Hamas heeft minstens een half miljard dollar verdiend aan humanitaire hulp die de Gazastrook binnenkomt, meldde Channel 12 dinsdag.
Dagelijks bereiken ongeveer 200 hulpleveringen de Palestijnse enclave. “Het is feitelijk de belangrijkste zuurstoflijn voor de terreurorganisatie geworden,” meldde Almog Boker van Channel 12.
Hamas steelt de hulpgoederen en verkoopt ze aan de bevolking. Met dat geld financieren ze vervolgens de rekrutering, zei Boker, die opmerkte dat er 3.000 terroristen in het noorden van de Gazastrook op de loonlijst van Hamas staan.
Israëli’s van rechts tot links hebben de voortdurende diefstal van hulpgelden door Hamas veroordeeld, waarbij hun woede nog verder is aangewakkerd door de moord op zes Israëlische gijzelaars afgelopen week.
De protestgroep Tzav 9 (“Bevel 9”) leidde de beweging tegen de beslissing van Jeruzalem om humanitaire hulp de Gazastrook binnen te laten.
“Het is niet logisch om de vrachtwagens direct in handen van Hamas-terroristen te geven,” zei de organisatie.
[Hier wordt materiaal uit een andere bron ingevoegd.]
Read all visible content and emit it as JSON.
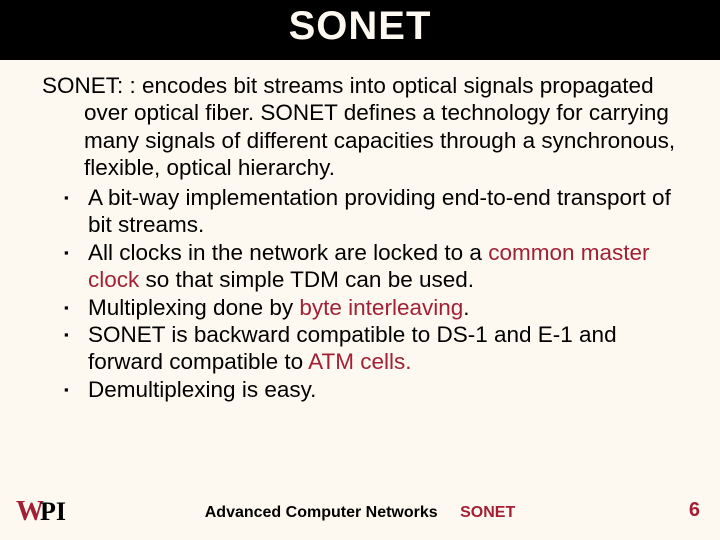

Hoewel de naar schatting 500 miljoen dollar die Hamas ontvangt voor het eerst in mei werd gemeld, ziet de regering de hulp als een bewijs van haar positieve houding tegenover de burgerbevolking in de Gazastrook. Woordvoerders van het kantoor van de premier noemen tijdens persconferenties regelmatig het aantal vrachtwagens dat de Gazastrook binnenrijdt.
“Het is aan de hele natie om zich in te zetten voor een einde aan deze ellendige en ondraaglijke realiteit,” zei Tzav 9. “Er zou geen hulp naar de Gazastrook mogen gaan totdat de laatste gijzelaars zijn teruggekeerd.”
Aan het begin van de oorlog drong de regering-Biden er bij Israël op aan om humanitaire hulp naar de Gazastrook te laten, en president Joe Biden beloofde dat de hulp zou worden stopgezet als deze in handen van Hamas zou vallen.
Het Witte Huis bleef echter druk uitoefenen op Israël om de hulpleveringen te verhogen, hoewel het publiekelijk toegaf dat Hamas – een door de VS als buitenlandse terreurorganisatie aangemerkte groep – een groot deel van de hulpgoederen in beslag nam.
Op 14 juni legde het Amerikaanse ministerie van Buitenlandse Zaken sancties op tegen Tzav 9, een “gewelddadige extremistische Israëlische groep die konvooien met levensreddende humanitaire hulp voor Palestijnse burgers in Gaza heeft geblokkeerd, lastiggevallen en beschadigd.”
Het ministerie van Buitenlandse Zaken verklaarde dat de Israëlische regering “de verantwoordelijkheid heeft om de veiligheid en bescherming van de hulpverleningskonvooien te waarborgen” en beschouwde de hulpgoederen als “cruciaal om een verscherping van de humanitaire crisis in Gaza te voorkomen en het risico op hongersnood te verkleinen.”